Polystatic Appraisal
The Polystasis model incorporates three processes. First, there is Appraisal. We informally or formally predict the probability that our current desired baseline of functioning can be achieved. Is our current baseline viable, given what we anticipate? Is our current baseline even desirable? At this point, I introduce several concepts offered by another neuroscientist, Antonio Damasio (1994).
Damasio proposes that specific Somatic Markers are attached to specific images we generate. A specific somatic reaction is elicited when we consider an idea or recall an experience. Our “Gut” clinches up when we think about an embarrassing experience from our past. Our heart accelerates when reflecting on the elaborate dinner we are planning for our loved one. Damasio also introduces the concept of Background Feelings. At any one point in time, we feel “a certain way” that is created by not only our emotions and clusters of somatic markers related to ideas and experiences that are swirling around our mind, but also by our physiological state (levels of energy and fatigue, lingering illnesses or injuries, stage of one’s circadian cycle, etc.)
I propose that these various ingredients come together in what I call the Somatic Template.
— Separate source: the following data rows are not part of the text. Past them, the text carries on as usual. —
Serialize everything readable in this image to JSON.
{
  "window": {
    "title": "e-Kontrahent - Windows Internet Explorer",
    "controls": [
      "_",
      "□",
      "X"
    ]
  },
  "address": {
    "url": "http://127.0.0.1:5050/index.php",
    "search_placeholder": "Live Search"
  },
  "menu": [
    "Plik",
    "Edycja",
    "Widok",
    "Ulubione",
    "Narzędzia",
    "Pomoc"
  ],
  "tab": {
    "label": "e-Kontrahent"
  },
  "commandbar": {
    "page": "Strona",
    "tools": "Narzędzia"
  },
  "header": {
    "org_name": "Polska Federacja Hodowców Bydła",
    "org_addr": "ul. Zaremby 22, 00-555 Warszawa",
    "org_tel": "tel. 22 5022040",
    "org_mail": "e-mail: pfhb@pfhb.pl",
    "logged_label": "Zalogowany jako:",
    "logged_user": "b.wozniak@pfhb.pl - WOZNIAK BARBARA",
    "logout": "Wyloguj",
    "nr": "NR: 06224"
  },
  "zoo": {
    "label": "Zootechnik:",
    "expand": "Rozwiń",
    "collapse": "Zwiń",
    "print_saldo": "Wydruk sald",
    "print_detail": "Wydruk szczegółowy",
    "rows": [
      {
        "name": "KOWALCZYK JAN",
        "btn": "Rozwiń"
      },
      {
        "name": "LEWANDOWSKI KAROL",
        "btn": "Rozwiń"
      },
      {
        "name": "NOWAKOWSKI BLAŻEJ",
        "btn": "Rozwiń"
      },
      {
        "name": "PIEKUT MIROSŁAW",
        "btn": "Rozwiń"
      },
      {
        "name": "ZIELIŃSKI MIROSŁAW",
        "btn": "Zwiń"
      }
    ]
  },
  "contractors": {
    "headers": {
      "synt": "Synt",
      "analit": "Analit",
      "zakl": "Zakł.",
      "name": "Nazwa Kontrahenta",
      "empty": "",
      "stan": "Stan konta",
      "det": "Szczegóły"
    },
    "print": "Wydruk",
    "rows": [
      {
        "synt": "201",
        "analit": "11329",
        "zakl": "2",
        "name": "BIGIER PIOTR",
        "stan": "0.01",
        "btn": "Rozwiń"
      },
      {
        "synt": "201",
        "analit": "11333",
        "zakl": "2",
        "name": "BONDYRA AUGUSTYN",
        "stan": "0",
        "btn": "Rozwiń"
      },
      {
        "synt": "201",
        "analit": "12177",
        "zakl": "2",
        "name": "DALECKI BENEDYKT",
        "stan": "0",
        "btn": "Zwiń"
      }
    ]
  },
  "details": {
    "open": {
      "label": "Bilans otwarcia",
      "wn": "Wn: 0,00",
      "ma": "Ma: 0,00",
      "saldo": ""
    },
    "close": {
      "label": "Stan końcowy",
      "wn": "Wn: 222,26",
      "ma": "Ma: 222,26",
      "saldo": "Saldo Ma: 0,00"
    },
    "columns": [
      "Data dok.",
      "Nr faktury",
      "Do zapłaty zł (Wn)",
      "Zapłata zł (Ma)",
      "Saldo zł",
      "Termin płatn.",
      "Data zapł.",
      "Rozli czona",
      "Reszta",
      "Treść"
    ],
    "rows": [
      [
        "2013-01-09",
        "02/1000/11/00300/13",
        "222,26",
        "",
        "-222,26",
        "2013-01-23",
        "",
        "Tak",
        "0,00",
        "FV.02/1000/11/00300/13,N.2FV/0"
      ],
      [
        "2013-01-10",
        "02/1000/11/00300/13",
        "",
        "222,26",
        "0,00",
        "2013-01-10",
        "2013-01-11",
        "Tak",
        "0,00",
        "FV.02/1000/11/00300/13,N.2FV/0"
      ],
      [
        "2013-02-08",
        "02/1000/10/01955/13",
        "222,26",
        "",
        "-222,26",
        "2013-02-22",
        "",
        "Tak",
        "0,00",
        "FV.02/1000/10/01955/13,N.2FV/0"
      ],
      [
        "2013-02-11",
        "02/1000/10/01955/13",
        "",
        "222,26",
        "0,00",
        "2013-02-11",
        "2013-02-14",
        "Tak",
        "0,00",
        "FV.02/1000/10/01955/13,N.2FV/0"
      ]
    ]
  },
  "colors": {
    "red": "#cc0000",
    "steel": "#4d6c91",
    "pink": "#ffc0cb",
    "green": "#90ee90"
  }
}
This template is more than a set of Damasio’s somatic markers. It is a general monitoring device that keeps us abreast of our overall physiological state. As I suggested in the first essay in this series, this template may play a central role in Sterling’s Allostatic process. Similarly, there might be a set of psychosocial templates that we frequently reference when making polystatic predictions and adjustments.
These templates offer a view of our psychological status and the status of our external world. As I noted in the first essay:
A psychosocial template might trigger our attention when something is threatening us. Elsewhere, I have suggested that we establish three threat categories in our Amygdala (Bergquist, 2011). I derived these categories from the semantic differential of Charles Osgood (1957). Is this threatening entity not aligned with our welfare (bad)? Is it strong (rather than weak and ineffective)? Is this threatening operating in an immediate active manner (rather than inactive or threatening at a temporal or spatial distance)? Our Amygdala is triggered, leading to an immediate change in our somatic template.
In the first essay, I suggested that when the Amygdala is triggered, we are likely to change our psychosocial template. Our anticipation is changed and “charged” by this appraisal of threat (or opportunity). While Damasio’s somatic template concerns how our body is operating and “feeling”, the psychosocial template associated with Polystasis concerns how we are seeing and “feeling about” the world in which we are operating. It seems that our amygdala provides much of the energy for the polystatic process to operate, while the psychosocial template provides much of the information (as acquired from one’s environment.